And you said you would pass, look at how gorgeous that is! Nice!


----------



## RedNoseAPBT (Mar 3, 2012)

Beautiful pictures


----------



## PerfectPit (Aug 2, 2010)

I am so jealous of everyone's pics! No reason to post pics. I live in the flat lands of Ohio and the area where I live, I call the country ghetto. lol


----------



## circlemkennels (Aug 29, 2010)

it is absolutely beautiful there!! i live in the smokey mountains here in tennessee


----------



## Jaws101 (Jul 4, 2012)

I take too many pictures. XD


----------



## American_Pit13 (Apr 23, 2007)

I just took a bunch of pictures and can't for the life of me find them in the 10,000+ photos on my computer lol..

Here are some I got off line.
Aerial view of Oroville Dam and Oroville Lake

















I use to play under this waterfall lmao. It was so dangerous. We have a Fish hatchery and are known for our Feather River Salmon. The Salmon go up stream and jump this fall. Friends and I would climb under on the slippery moss covered rocks and were luckily never hit by a huge Salmon. 








You have to take a bridge to get pretty much anywhere across town or to leave. Then go over a mountain. We are completely surrounded by mountains.
























Table top surrounds part of Oroville. It has our Oroville "O" on it.








And lastly home sweet home lol. Butte College where I spent a majority of my time right now. Our campus is a 900+ acre wild life preserve and as you can see from all the solar panels we are %100 self powered and producing more than we use.


----------



## Kai (Jun 10, 2012)

RedNoseAPBT said:


> Beautiful pictures


Thanks! 



PerfectPit said:


> I am so jealous of everyone's pics! No reason to post pics. I live in the flat lands of Ohio and the area where I live, I call the country ghetto. lol


Hey ya never know, we might find it beautiful lol



circlemkennels said:


> it is absolutely beautiful there!! i live in the smokey mountains here in tennessee


So pretty, it looks so peaceful 



American_Pit13 said:


> I just took a bunch of pictures and can't for the life of me find them in the 10,000+ photos on my computer lol..


Oh its very nice there! That is so cool, the whole waterfall thing. lol. I would be scared. haha. Hawaii uses alot of solar panels too. Its awesome and saves so much energy! Most houses and businesses use it.


----------



## Odin`s_BlueDragon (Mar 11, 2012)

Seeing that pic of the Oroville Dam reminded me of something I thought I heard, so I googled it. Oroville Dam is the tallest (770ft) dam in the US! Go NorCal!


----------



## American_Pit13 (Apr 23, 2007)

Odin's_BlueDragon said:


> Seeing that pic of the Oroville Dam reminded me of something I thought I heard, so I googled it. Oroville Dam is the tallest (770ft) dam in the US! Go NorCal!

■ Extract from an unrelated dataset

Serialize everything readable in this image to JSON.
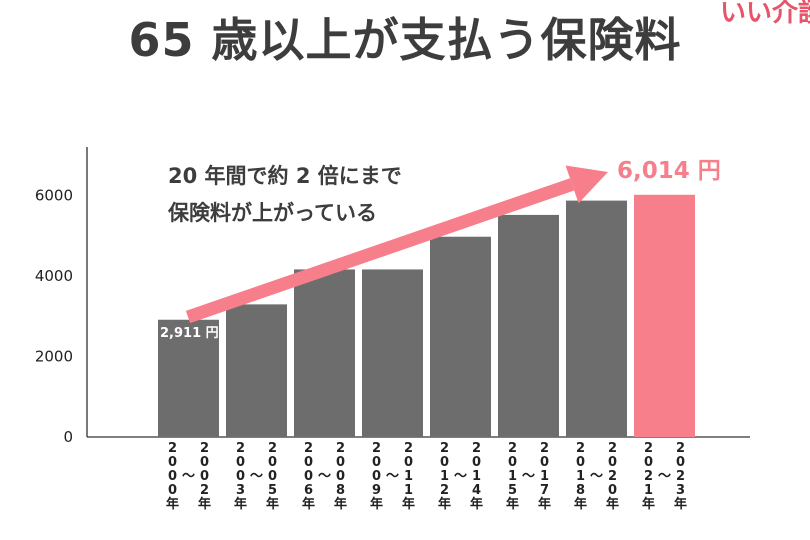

Its the tallest Earth Filled Dam. They do a fire works show over the lake for the 4th every year. All the city buses shut down and make trips to the dam to take everyone up  You can drive to, but leaving afterwards is a PAIN... Especially when you get a DUI


----------



## Odin`s_BlueDragon (Mar 11, 2012)

American_Pit13 said:


> Its the tallest Earth Filled Dam. They do a fire works show over the lake for the 4th every year. All the city buses shut down and make trips to the dam to take everyone up  You can drive to, but leaving afterwards is a PAIN... Especially when you get a DUI


Im just goin off of Wikipedia, and it said tallest dam. Im pretty sure the earth filled ones are bigger than the concrete ones too. Regardless, sounds like one hellova 4th o july and yeah... I don't have any DUIs but im sure my BF can agree on that one. Yikes!


----------



## American_Pit13 (Apr 23, 2007)

Wiki is not a reliable source for info lol..

It is the tallest though. Your right. We beat Hoover by 30ft! LOL. I thought they were bigger. We had the largest earthen Dam in the world at one point.


----------



## Kai (Jun 10, 2012)

American_Pit13 said:


> Its the tallest Earth Filled Dam.


That is pretty darn cool!  Here are some more pics for you guys!









































and one with my pup. Took him on a small hike when he was younger. He has grown so much, wouldn't be able to hold him like that anymore lol


----------